Tari Kataga memiliki sejarah panjang yang bermula dari peperangan antar suku di Sumba. Dalam sejarahnya, ada perjanjian di mana pihak yang menang dalam peperangan berhak membawa pulang kepala musuh sebagai tanda kemenangan, yang kemudian digantungkan di Adung Pelataran.
Walaupun Tari Kataga berakar dari gerakan peperangan, tarian ini juga diperkaya dengan nilai seni.
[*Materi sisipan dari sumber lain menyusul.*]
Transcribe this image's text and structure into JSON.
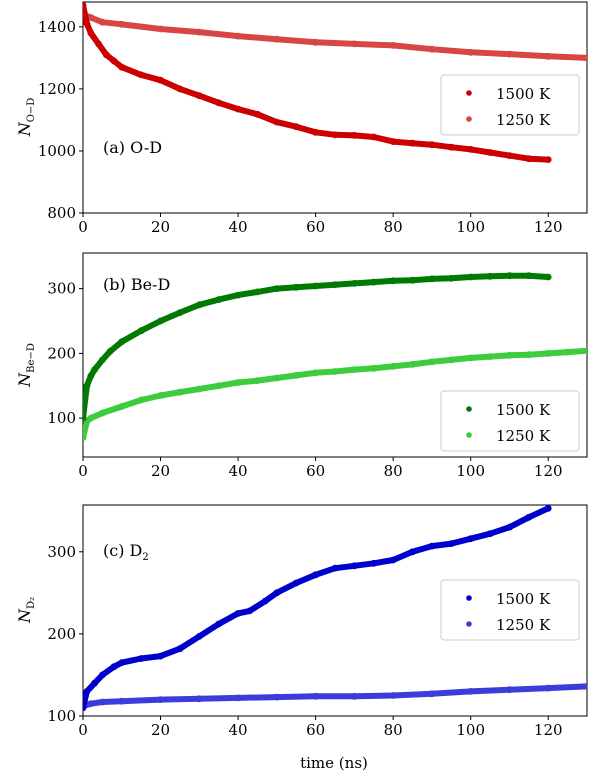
{
  "xlabel": "time (ns)",
  "colors": {
    "od_1500": "#cc0000",
    "od_1250": "#d84545",
    "bed_1500": "#007a00",
    "bed_1250": "#3ccc3c",
    "d2_1500": "#0000cc",
    "d2_1250": "#3c3cdc"
  },
  "chart_data": [
    {
      "type": "scatter",
      "id": "od",
      "annotation": "(a) O-D",
      "ylabel_main": "N",
      "ylabel_sub": "O−D",
      "xlim": [
        0,
        130
      ],
      "ylim": [
        800,
        1480
      ],
      "xticks": [
        "0",
        "20",
        "40",
        "60",
        "80",
        "100",
        "120"
      ],
      "yticks": [
        "800",
        "1000",
        "1200",
        "1400"
      ],
      "legend_position": "right",
      "series": [
        {
          "name": "1500 K",
          "color": "#cc0000",
          "points": [
            [
              0,
              1470
            ],
            [
              1,
              1410
            ],
            [
              2,
              1380
            ],
            [
              4,
              1345
            ],
            [
              6,
              1310
            ],
            [
              8,
              1290
            ],
            [
              10,
              1270
            ],
            [
              15,
              1245
            ],
            [
              20,
              1228
            ],
            [
              25,
              1200
            ],
            [
              30,
              1178
            ],
            [
              35,
              1155
            ],
            [
              40,
              1135
            ],
            [
              45,
              1118
            ],
            [
              50,
              1093
            ],
            [
              55,
              1078
            ],
            [
              60,
              1060
            ],
            [
              65,
              1052
            ],
            [
              70,
              1050
            ],
            [
              75,
              1045
            ],
            [
              80,
              1030
            ],
            [
              85,
              1025
            ],
            [
              90,
              1020
            ],
            [
              95,
              1012
            ],
            [
              100,
              1005
            ],
            [
              105,
              995
            ],
            [
              110,
              985
            ],
            [
              115,
              975
            ],
            [
              120,
              972
            ]
          ]
        },
        {
          "name": "1250 K",
          "color": "#d84545",
          "points": [
            [
              0,
              1440
            ],
            [
              2,
              1430
            ],
            [
              5,
              1415
            ],
            [
              10,
              1408
            ],
            [
              20,
              1393
            ],
            [
              30,
              1383
            ],
            [
              40,
              1370
            ],
            [
              50,
              1360
            ],
            [
              60,
              1350
            ],
            [
              70,
              1345
            ],
            [
              80,
              1340
            ],
            [
              90,
              1328
            ],
            [
              100,
              1318
            ],
            [
              110,
              1312
            ],
            [
              120,
              1305
            ],
            [
              130,
              1300
            ]
          ]
        }
      ]
    },
    {
      "type": "scatter",
      "id": "bed",
      "annotation": "(b) Be-D",
      "ylabel_main": "N",
      "ylabel_sub": "Be−D",
      "xlim": [
        0,
        130
      ],
      "ylim": [
        40,
        355
      ],
      "xticks": [
        "0",
        "20",
        "40",
        "60",
        "80",
        "100",
        "120"
      ],
      "yticks": [
        "100",
        "200",
        "300"
      ],
      "legend_position": "right",
      "series": [
        {
          "name": "1500 K",
          "color": "#007a00",
          "points": [
            [
              0,
              100
            ],
            [
              1,
              150
            ],
            [
              2,
              165
            ],
            [
              3,
              175
            ],
            [
              5,
              190
            ],
            [
              7,
              203
            ],
            [
              10,
              218
            ],
            [
              15,
              235
            ],
            [
              20,
              250
            ],
            [
              25,
              263
            ],
            [
              30,
              275
            ],
            [
              35,
              283
            ],
            [
              40,
              290
            ],
            [
              45,
              295
            ],
            [
              50,
              300
            ],
            [
              55,
              302
            ],
            [
              60,
              304
            ],
            [
              65,
              306
            ],
            [
              70,
              308
            ],
            [
              75,
              310
            ],
            [
              80,
              312
            ],
            [
              85,
              313
            ],
            [
              90,
              315
            ],
            [
              95,
              316
            ],
            [
              100,
              318
            ],
            [
              105,
              319
            ],
            [
              110,
              320
            ],
            [
              115,
              320
            ],
            [
              120,
              318
            ]
          ]
        },
        {
          "name": "1250 K",
          "color": "#3ccc3c",
          "points": [
            [
              0,
              70
            ],
            [
              1,
              95
            ],
            [
              2,
              100
            ],
            [
              5,
              108
            ],
            [
              10,
              118
            ],
            [
              15,
              128
            ],
            [
              20,
              135
            ],
            [
              25,
              140
            ],
            [
              30,
              145
            ],
            [
              35,
              150
            ],
            [
              40,
              155
            ],
            [
              45,
              158
            ],
            [
              50,
              162
            ],
            [
              55,
              166
            ],
            [
              60,
              170
            ],
            [
              65,
              172
            ],
            [
              70,
              175
            ],
            [
              75,
              177
            ],
            [
              80,
              180
            ],
            [
              85,
              183
            ],
            [
              90,
              187
            ],
            [
              95,
              190
            ],
            [
              100,
              193
            ],
            [
              105,
              195
            ],
            [
              110,
              197
            ],
            [
              115,
              198
            ],
            [
              120,
              200
            ],
            [
              125,
              202
            ],
            [
              130,
              204
            ]
          ]
        }
      ]
    },
    {
      "type": "scatter",
      "id": "d2",
      "annotation": "(c) D",
      "annotation_sub": "2",
      "ylabel_main": "N",
      "ylabel_sub": "D₂",
      "xlim": [
        0,
        130
      ],
      "ylim": [
        100,
        357
      ],
      "xticks": [
        "0",
        "20",
        "40",
        "60",
        "80",
        "100",
        "120"
      ],
      "yticks": [
        "100",
        "200",
        "300"
      ],
      "legend_position": "right",
      "series": [
        {
          "name": "1500 K",
          "color": "#0000cc",
          "points": [
            [
              0,
              110
            ],
            [
              1,
              130
            ],
            [
              3,
              140
            ],
            [
              5,
              150
            ],
            [
              8,
              160
            ],
            [
              10,
              165
            ],
            [
              15,
              170
            ],
            [
              20,
              173
            ],
            [
              25,
              182
            ],
            [
              30,
              197
            ],
            [
              35,
              212
            ],
            [
              40,
              225
            ],
            [
              43,
              228
            ],
            [
              47,
              240
            ],
            [
              50,
              250
            ],
            [
              55,
              262
            ],
            [
              60,
              272
            ],
            [
              65,
              280
            ],
            [
              70,
              283
            ],
            [
              75,
              286
            ],
            [
              80,
              290
            ],
            [
              85,
              300
            ],
            [
              90,
              307
            ],
            [
              95,
              310
            ],
            [
              100,
              316
            ],
            [
              105,
              322
            ],
            [
              110,
              330
            ],
            [
              115,
              342
            ],
            [
              120,
              353
            ]
          ]
        },
        {
          "name": "1250 K",
          "color": "#3c3cdc",
          "points": [
            [
              0,
              112
            ],
            [
              2,
              115
            ],
            [
              5,
              117
            ],
            [
              10,
              118
            ],
            [
              20,
              120
            ],
            [
              30,
              121
            ],
            [
              40,
              122
            ],
            [
              50,
              123
            ],
            [
              60,
              124
            ],
            [
              70,
              124
            ],
            [
              80,
              125
            ],
            [
              90,
              127
            ],
            [
              100,
              130
            ],
            [
              110,
              132
            ],
            [
              120,
              134
            ],
            [
              130,
              136
            ]
          ]
        }
      ]
    }
  ]
}
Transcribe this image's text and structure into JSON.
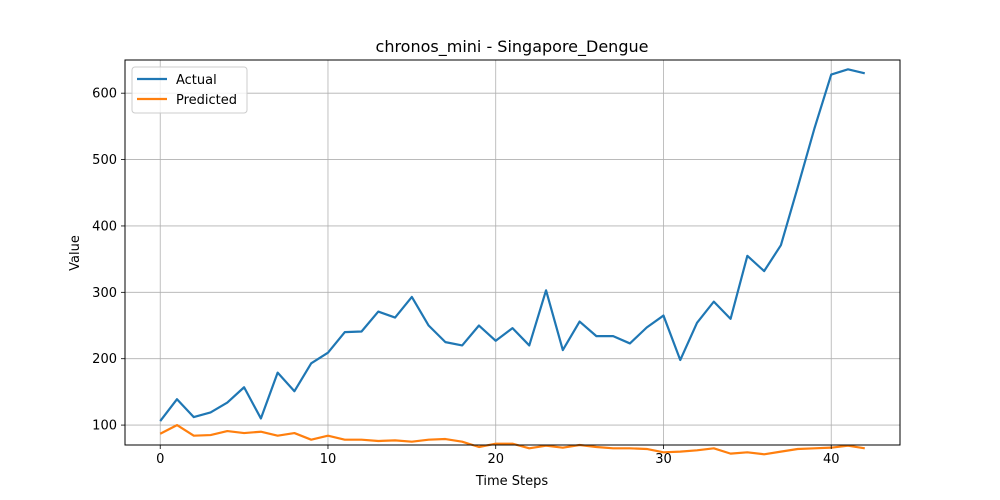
{
  "chart_data": {
    "type": "line",
    "title": "chronos_mini - Singapore_Dengue",
    "xlabel": "Time Steps",
    "ylabel": "Value",
    "xlim": [
      -2.1,
      44.1
    ],
    "ylim": [
      70,
      650
    ],
    "xticks": [
      0,
      10,
      20,
      30,
      40
    ],
    "yticks": [
      100,
      200,
      300,
      400,
      500,
      600
    ],
    "grid": true,
    "legend_position": "top-left",
    "x": [
      0,
      1,
      2,
      3,
      4,
      5,
      6,
      7,
      8,
      9,
      10,
      11,
      12,
      13,
      14,
      15,
      16,
      17,
      18,
      19,
      20,
      21,
      22,
      23,
      24,
      25,
      26,
      27,
      28,
      29,
      30,
      31,
      32,
      33,
      34,
      35,
      36,
      37,
      38,
      39,
      40,
      41,
      42
    ],
    "series": [
      {
        "name": "Actual",
        "color": "#1f77b4",
        "values": [
          106,
          139,
          112,
          119,
          134,
          157,
          110,
          179,
          151,
          193,
          209,
          240,
          241,
          271,
          262,
          293,
          250,
          225,
          220,
          250,
          227,
          246,
          220,
          303,
          213,
          256,
          234,
          234,
          223,
          247,
          265,
          198,
          254,
          286,
          260,
          355,
          332,
          371,
          458,
          547,
          628,
          636,
          630
        ]
      },
      {
        "name": "Predicted",
        "color": "#ff7f0e",
        "values": [
          87,
          100,
          84,
          85,
          91,
          88,
          90,
          84,
          88,
          78,
          84,
          78,
          78,
          76,
          77,
          75,
          78,
          79,
          75,
          67,
          72,
          72,
          65,
          69,
          66,
          70,
          67,
          65,
          65,
          64,
          59,
          60,
          62,
          65,
          57,
          59,
          56,
          60,
          64,
          65,
          66,
          69,
          65
        ]
      }
    ]
  }
}
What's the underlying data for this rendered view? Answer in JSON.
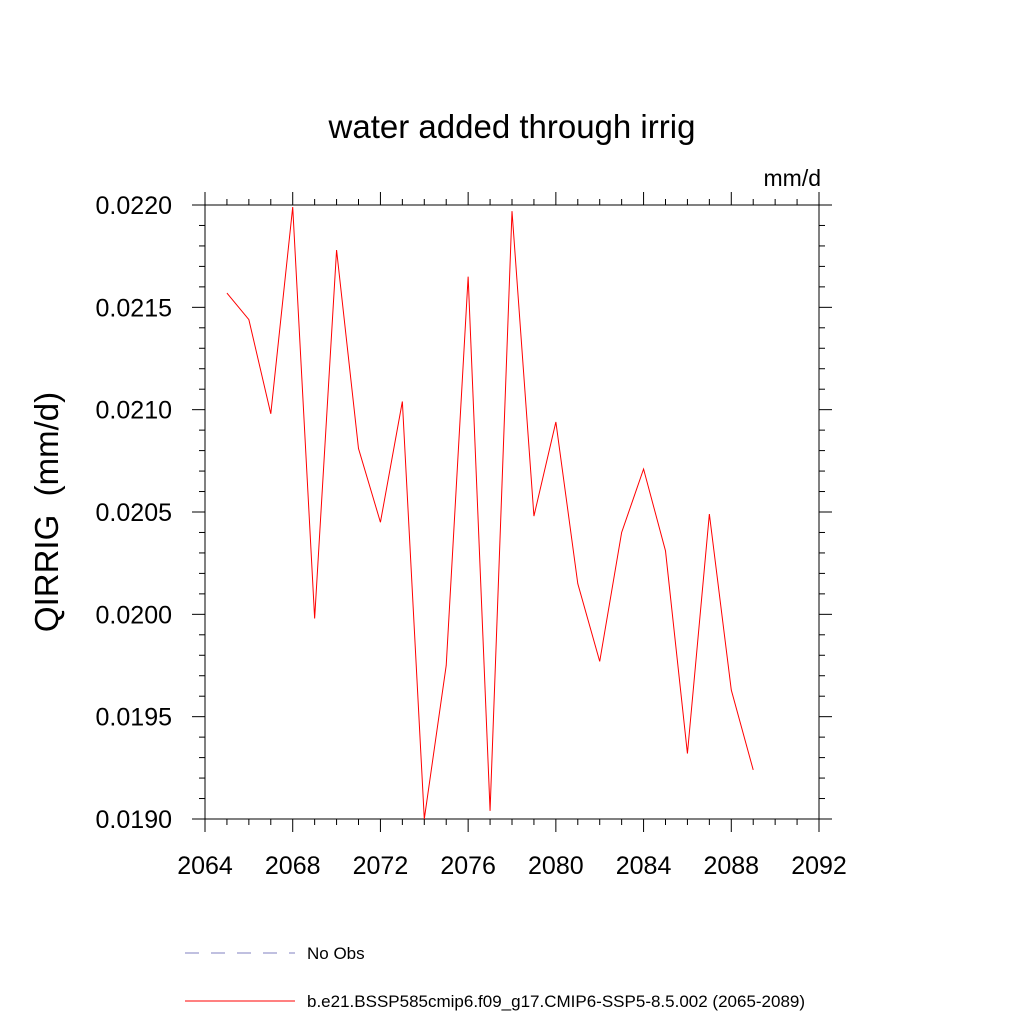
{
  "chart_data": {
    "type": "line",
    "title": "water added through irrig",
    "units_label": "mm/d",
    "ylabel": "QIRRIG  (mm/d)",
    "xlabel": "",
    "xlim": [
      2064,
      2092
    ],
    "ylim": [
      0.019,
      0.022
    ],
    "x_ticks": [
      2064,
      2068,
      2072,
      2076,
      2080,
      2084,
      2088,
      2092
    ],
    "x_tick_labels": [
      "2064",
      "2068",
      "2072",
      "2076",
      "2080",
      "2084",
      "2088",
      "2092"
    ],
    "y_ticks": [
      0.019,
      0.0195,
      0.02,
      0.0205,
      0.021,
      0.0215,
      0.022
    ],
    "y_tick_labels": [
      "0.0190",
      "0.0195",
      "0.0200",
      "0.0205",
      "0.0210",
      "0.0215",
      "0.0220"
    ],
    "grid": false,
    "legend_position": "bottom",
    "series": [
      {
        "name": "b.e21.BSSP585cmip6.f09_g17.CMIP6-SSP5-8.5.002 (2065-2089)",
        "color": "#ff0000",
        "x": [
          2065,
          2066,
          2067,
          2068,
          2069,
          2070,
          2071,
          2072,
          2073,
          2074,
          2075,
          2076,
          2077,
          2078,
          2079,
          2080,
          2081,
          2082,
          2083,
          2084,
          2085,
          2086,
          2087,
          2088,
          2089
        ],
        "y": [
          0.02157,
          0.02144,
          0.02098,
          0.02199,
          0.01998,
          0.02178,
          0.02081,
          0.02045,
          0.02104,
          0.019,
          0.01975,
          0.02165,
          0.01904,
          0.02197,
          0.02048,
          0.02094,
          0.02015,
          0.01977,
          0.0204,
          0.02071,
          0.02031,
          0.01932,
          0.02049,
          0.01963,
          0.01924
        ]
      }
    ],
    "legend": [
      {
        "label": "No Obs",
        "color": "#8080c0",
        "style": "dashed"
      },
      {
        "label": "b.e21.BSSP585cmip6.f09_g17.CMIP6-SSP5-8.5.002 (2065-2089)",
        "color": "#ff0000",
        "style": "solid"
      }
    ]
  }
}
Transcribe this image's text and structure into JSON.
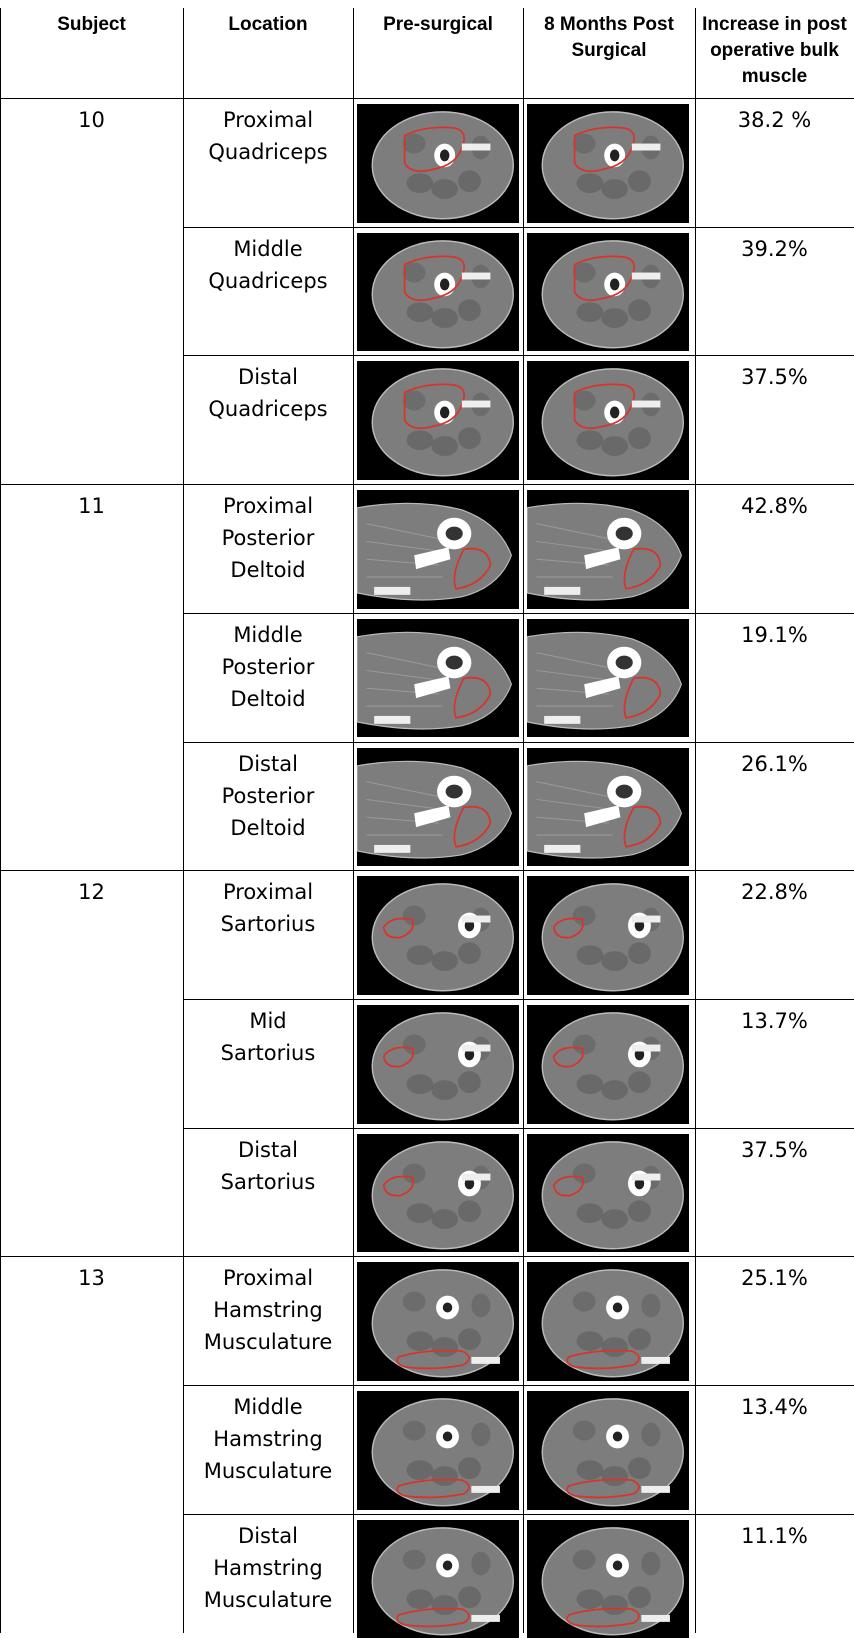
{
  "headers": {
    "subject": "Subject",
    "location": "Location",
    "pre": "Pre-surgical",
    "post": "8 Months Post\nSurgical",
    "increase": "Increase in post\noperative bulk\nmuscle"
  },
  "subjects": [
    {
      "id": "10",
      "rows": [
        {
          "location": "Proximal\nQuadriceps",
          "increase": "38.2 %",
          "scan": "thigh-quadriceps"
        },
        {
          "location": "Middle\nQuadriceps",
          "increase": "39.2%",
          "scan": "thigh-quadriceps"
        },
        {
          "location": "Distal\nQuadriceps",
          "increase": "37.5%",
          "scan": "thigh-quadriceps"
        }
      ]
    },
    {
      "id": "11",
      "rows": [
        {
          "location": "Proximal\nPosterior\nDeltoid",
          "increase": "42.8%",
          "scan": "arm-deltoid"
        },
        {
          "location": "Middle\nPosterior\nDeltoid",
          "increase": "19.1%",
          "scan": "arm-deltoid"
        },
        {
          "location": "Distal\nPosterior\nDeltoid",
          "increase": "26.1%",
          "scan": "arm-deltoid"
        }
      ]
    },
    {
      "id": "12",
      "rows": [
        {
          "location": "Proximal\nSartorius",
          "increase": "22.8%",
          "scan": "thigh-sartorius"
        },
        {
          "location": "Mid\nSartorius",
          "increase": "13.7%",
          "scan": "thigh-sartorius"
        },
        {
          "location": "Distal\nSartorius",
          "increase": "37.5%",
          "scan": "thigh-sartorius"
        }
      ]
    },
    {
      "id": "13",
      "rows": [
        {
          "location": "Proximal\nHamstring\nMusculature",
          "increase": "25.1%",
          "scan": "thigh-hamstring"
        },
        {
          "location": "Middle\nHamstring\nMusculature",
          "increase": "13.4%",
          "scan": "thigh-hamstring"
        },
        {
          "location": "Distal\nHamstring\nMusculature",
          "increase": "11.1%",
          "scan": "thigh-hamstring"
        }
      ]
    }
  ],
  "colors": {
    "roi_outline": "#d9342b",
    "scan_background": "#000000",
    "soft_tissue": "#7d7d7d",
    "muscle": "#5c5c5c",
    "bone": "#ffffff"
  }
}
Tarian ini diiringi oleh alat musik seperti gong dan gemercik lonceng yang berasal dari pakaian penari, serta suara teriakan penari sebagai tanda semangat dalam melawan musuh.
Gerakan dalam Tari Kataga mencerminkan kekokohan dan semangat, menggambarkan sejarah peperangan yang melibatkan ayunan pedang dan perisai. Karena kekuatan gerakannya, penari yang dipilih biasanya adalah laki-laki, dengan jumlah delapan orang dalam setiap penampilannya. Gerakan Tari Kataga melambangkan keberanian pada masa perang.
Pakaian yang digunakan oleh para penari meliputi ikat kepala, pedang, dan tameng. Baju yang dikenakan biasanya berupa kain yang dibiarkan terbuka, dipadukan dengan ikat pinggang hitam sebagai penyempurna busana Tari Kataga.
Meskipun merupakan salah satu tari tradisional tertua, Tari Kataga tetap dilestarikan hingga kini. Tarian ini sering ditampilkan dalam berbagai acara, seperti menyambut tamu, upacara adat, dan acara kebudayaan, menunjukkan keberlangsungan dan pentingnya warisan budaya ini bagi masyarakat Sumba dan Indonesia secara keseluruhan.